The Rev. Benjamin Hooks, who has led the National Association for the Advancement of Colored People for 15 years, is retiring.
Mr. Hooks has nurtured and witnessed significant, even momentous, achievements in the still-unfinished struggle to establish the right of every American to fully exercise the freedom defined in the United States Constitution and Bill of Rights.
Individuals, black and white, started the quest long before the legendary W.E.B. Du Bois organized the Niagara Movement in 1905. The NAACP was organized in 1910.
With the possible exception of the Rev. Dr. Martin Luther King, Jr., no one organization and few individuals, past or present, have had an overwhelmingly dominant role in the civil rights struggle.
But it is very clear that in recent decades the NAACP has provided a rallying point and an overall agenda for action without which the American civil rights movement could have withered or scattered its fire.
Even in the years of Dr.
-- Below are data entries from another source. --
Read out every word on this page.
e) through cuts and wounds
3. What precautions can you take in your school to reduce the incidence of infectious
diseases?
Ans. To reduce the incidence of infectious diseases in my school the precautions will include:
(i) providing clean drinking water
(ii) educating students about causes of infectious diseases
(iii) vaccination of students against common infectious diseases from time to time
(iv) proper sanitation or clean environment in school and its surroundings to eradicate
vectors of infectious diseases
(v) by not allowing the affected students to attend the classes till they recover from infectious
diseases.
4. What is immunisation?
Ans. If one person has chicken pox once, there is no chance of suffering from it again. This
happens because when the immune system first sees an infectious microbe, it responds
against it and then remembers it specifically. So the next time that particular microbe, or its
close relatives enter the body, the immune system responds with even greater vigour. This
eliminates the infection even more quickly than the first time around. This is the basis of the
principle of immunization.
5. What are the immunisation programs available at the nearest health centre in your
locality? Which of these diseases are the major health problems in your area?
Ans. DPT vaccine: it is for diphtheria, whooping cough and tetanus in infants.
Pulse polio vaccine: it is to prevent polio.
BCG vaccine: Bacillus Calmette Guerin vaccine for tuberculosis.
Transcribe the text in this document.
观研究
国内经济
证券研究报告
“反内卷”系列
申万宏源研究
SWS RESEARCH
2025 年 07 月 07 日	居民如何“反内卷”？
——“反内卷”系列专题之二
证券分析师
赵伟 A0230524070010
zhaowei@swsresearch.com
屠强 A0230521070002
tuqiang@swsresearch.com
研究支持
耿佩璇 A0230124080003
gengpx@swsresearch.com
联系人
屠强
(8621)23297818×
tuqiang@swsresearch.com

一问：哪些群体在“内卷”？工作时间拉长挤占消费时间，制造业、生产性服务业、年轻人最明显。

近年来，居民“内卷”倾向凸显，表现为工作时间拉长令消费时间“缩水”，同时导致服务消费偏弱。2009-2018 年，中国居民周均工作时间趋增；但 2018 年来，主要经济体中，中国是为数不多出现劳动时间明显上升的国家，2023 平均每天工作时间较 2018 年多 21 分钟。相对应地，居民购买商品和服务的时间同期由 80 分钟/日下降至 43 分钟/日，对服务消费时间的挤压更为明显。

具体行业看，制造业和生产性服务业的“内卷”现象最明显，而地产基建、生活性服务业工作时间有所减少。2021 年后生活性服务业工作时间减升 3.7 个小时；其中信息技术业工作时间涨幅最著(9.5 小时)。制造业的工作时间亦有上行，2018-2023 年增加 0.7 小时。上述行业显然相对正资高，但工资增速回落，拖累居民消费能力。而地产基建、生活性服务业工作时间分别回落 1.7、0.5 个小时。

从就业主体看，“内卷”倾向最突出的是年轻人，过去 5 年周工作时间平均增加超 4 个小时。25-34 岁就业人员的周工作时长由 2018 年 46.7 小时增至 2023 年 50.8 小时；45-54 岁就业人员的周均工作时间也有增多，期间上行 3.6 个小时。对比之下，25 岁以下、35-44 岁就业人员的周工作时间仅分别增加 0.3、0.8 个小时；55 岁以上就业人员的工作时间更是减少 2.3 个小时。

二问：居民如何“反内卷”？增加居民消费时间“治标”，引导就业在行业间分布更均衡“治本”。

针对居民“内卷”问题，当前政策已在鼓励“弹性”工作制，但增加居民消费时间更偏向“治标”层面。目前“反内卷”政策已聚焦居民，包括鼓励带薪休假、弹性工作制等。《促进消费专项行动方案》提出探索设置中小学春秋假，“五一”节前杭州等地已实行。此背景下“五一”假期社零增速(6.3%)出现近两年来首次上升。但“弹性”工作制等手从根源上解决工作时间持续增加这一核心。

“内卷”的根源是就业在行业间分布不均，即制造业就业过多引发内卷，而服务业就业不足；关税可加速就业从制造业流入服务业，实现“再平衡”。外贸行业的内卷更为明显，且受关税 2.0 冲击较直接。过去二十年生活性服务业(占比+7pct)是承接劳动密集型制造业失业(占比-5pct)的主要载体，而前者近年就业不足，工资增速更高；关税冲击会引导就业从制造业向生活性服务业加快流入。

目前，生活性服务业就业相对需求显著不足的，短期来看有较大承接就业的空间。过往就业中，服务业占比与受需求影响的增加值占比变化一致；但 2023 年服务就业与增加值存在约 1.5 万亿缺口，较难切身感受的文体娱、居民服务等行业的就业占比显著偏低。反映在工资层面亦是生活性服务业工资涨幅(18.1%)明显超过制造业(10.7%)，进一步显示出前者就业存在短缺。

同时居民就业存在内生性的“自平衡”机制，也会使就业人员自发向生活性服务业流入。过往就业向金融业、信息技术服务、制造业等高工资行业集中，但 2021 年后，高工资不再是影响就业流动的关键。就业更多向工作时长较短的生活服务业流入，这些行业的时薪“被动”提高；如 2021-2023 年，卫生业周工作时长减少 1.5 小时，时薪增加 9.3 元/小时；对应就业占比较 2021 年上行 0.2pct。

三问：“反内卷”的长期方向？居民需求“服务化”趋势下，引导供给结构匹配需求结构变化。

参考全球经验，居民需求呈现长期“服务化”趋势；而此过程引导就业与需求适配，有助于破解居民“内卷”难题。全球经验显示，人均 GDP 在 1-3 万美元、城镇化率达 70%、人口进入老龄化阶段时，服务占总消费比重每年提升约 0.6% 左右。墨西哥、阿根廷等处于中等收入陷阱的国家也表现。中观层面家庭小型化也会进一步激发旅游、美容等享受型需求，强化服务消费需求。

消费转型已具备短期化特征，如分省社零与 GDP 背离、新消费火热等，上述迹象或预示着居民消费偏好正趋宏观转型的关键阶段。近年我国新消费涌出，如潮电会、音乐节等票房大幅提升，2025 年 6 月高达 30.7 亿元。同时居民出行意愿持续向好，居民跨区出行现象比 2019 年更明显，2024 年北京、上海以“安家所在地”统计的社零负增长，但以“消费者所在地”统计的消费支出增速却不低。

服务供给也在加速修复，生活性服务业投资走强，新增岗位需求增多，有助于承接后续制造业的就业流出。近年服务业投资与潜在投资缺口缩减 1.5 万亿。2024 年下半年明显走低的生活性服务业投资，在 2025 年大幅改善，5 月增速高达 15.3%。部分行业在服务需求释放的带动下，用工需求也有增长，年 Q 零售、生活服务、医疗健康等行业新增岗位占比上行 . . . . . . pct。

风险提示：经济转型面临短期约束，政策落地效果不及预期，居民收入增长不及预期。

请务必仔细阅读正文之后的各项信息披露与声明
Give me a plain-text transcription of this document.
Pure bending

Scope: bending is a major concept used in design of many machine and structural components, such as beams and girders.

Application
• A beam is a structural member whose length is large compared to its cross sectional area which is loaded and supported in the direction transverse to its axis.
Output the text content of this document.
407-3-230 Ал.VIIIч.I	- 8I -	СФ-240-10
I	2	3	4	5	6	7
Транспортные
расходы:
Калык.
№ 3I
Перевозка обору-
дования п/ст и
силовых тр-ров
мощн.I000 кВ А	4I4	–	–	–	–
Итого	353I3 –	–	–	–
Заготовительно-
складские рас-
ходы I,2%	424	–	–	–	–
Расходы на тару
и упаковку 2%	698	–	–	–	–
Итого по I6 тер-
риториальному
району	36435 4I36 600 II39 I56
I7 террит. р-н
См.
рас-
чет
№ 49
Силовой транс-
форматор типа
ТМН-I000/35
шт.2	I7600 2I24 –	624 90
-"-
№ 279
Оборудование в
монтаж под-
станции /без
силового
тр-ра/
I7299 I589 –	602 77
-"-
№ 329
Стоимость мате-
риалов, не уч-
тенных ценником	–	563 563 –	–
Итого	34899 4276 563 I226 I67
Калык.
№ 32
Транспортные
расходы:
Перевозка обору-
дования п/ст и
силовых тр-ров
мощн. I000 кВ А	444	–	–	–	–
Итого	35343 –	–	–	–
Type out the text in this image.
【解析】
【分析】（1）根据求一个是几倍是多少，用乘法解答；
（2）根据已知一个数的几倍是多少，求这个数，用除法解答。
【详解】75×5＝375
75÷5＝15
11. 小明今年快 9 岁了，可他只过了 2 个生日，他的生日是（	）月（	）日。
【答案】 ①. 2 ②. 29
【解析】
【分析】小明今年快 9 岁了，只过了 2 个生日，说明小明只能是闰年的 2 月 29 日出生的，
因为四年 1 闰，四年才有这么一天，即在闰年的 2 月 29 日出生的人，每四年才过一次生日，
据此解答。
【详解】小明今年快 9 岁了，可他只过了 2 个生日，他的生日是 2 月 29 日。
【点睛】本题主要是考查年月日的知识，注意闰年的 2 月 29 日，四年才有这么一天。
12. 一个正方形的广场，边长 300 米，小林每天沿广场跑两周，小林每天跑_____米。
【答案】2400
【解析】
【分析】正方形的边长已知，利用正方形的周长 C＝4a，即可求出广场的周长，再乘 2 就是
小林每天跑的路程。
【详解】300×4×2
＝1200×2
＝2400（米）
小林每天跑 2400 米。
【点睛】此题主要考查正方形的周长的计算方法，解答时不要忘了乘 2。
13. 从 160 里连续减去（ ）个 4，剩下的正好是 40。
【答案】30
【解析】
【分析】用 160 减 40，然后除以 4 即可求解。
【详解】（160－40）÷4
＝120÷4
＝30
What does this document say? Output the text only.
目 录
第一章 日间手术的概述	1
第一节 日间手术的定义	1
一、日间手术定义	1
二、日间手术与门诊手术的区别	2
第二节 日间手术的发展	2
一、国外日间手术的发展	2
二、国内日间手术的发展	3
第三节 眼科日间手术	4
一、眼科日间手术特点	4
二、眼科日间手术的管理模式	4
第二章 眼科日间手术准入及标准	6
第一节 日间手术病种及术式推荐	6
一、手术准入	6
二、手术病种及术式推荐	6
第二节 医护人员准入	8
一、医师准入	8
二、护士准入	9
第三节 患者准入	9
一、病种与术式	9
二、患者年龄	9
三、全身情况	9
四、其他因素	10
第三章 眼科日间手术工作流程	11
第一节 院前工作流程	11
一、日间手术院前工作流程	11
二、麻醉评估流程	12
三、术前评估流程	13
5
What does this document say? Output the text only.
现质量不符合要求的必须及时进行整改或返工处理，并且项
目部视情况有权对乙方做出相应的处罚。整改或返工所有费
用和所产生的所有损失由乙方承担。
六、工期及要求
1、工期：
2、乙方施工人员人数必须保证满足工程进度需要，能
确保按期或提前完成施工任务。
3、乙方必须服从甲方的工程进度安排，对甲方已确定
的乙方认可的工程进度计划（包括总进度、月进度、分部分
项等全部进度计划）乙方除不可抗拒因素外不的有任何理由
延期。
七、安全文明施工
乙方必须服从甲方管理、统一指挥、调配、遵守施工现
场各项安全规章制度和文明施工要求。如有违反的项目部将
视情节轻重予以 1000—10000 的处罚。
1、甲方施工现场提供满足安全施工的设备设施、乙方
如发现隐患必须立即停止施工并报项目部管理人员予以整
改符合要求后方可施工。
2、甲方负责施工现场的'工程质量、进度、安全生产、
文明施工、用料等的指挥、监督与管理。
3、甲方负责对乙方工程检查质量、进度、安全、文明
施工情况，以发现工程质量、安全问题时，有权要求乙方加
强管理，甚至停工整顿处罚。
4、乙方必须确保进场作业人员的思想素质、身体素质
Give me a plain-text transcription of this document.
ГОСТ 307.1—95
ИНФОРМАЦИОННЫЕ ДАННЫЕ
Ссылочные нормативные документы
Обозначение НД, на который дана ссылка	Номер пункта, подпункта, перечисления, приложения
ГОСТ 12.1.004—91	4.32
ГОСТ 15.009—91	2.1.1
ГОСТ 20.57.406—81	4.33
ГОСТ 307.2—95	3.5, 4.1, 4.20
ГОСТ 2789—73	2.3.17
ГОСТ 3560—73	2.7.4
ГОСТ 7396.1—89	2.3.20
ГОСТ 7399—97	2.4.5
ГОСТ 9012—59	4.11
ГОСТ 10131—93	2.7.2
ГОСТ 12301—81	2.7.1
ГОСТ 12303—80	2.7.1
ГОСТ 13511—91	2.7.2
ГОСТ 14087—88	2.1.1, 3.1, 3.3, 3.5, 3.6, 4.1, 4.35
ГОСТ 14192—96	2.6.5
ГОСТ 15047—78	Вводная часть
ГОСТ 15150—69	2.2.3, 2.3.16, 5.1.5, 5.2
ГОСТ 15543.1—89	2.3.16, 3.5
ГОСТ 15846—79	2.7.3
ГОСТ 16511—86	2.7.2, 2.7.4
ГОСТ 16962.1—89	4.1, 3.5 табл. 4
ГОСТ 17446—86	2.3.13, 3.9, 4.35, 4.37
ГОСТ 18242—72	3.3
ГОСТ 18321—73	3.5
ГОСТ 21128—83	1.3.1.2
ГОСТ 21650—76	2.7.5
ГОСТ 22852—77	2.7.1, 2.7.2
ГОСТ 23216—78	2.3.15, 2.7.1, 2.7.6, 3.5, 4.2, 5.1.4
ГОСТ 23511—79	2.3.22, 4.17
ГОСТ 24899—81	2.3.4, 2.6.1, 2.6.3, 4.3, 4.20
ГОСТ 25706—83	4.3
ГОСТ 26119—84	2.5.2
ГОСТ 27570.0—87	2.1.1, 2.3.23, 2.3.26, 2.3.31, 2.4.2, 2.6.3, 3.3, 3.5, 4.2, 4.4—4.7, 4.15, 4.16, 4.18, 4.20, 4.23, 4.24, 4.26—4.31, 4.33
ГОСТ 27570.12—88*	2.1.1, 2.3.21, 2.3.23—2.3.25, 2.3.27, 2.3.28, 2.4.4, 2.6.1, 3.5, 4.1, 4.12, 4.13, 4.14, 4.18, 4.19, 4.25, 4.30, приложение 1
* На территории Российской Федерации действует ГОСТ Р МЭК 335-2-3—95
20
King's galvanizing calls to action as leader of the Southern Christian Leadership Conference, the NAACP remained the steady helmsman for the civil rights struggle.
Of the many outstanding individuals in various branches of the movement, most have maintained their NAACP membership while heading other militant organizations.
Who will take the helm now? The NAACP Board has put forward a list of four possible candidates: Jesse Jackson, Jewel Jackson McCabe, Earl Shinhoster, and Benjamen Chavis.
The 64-member board is scheduled to vote on the appointment April 9.
Some observers say the Rev. Mr. Jackson can have the job if he wants it. With his appeal to youth and high national profile, it is easy to see why.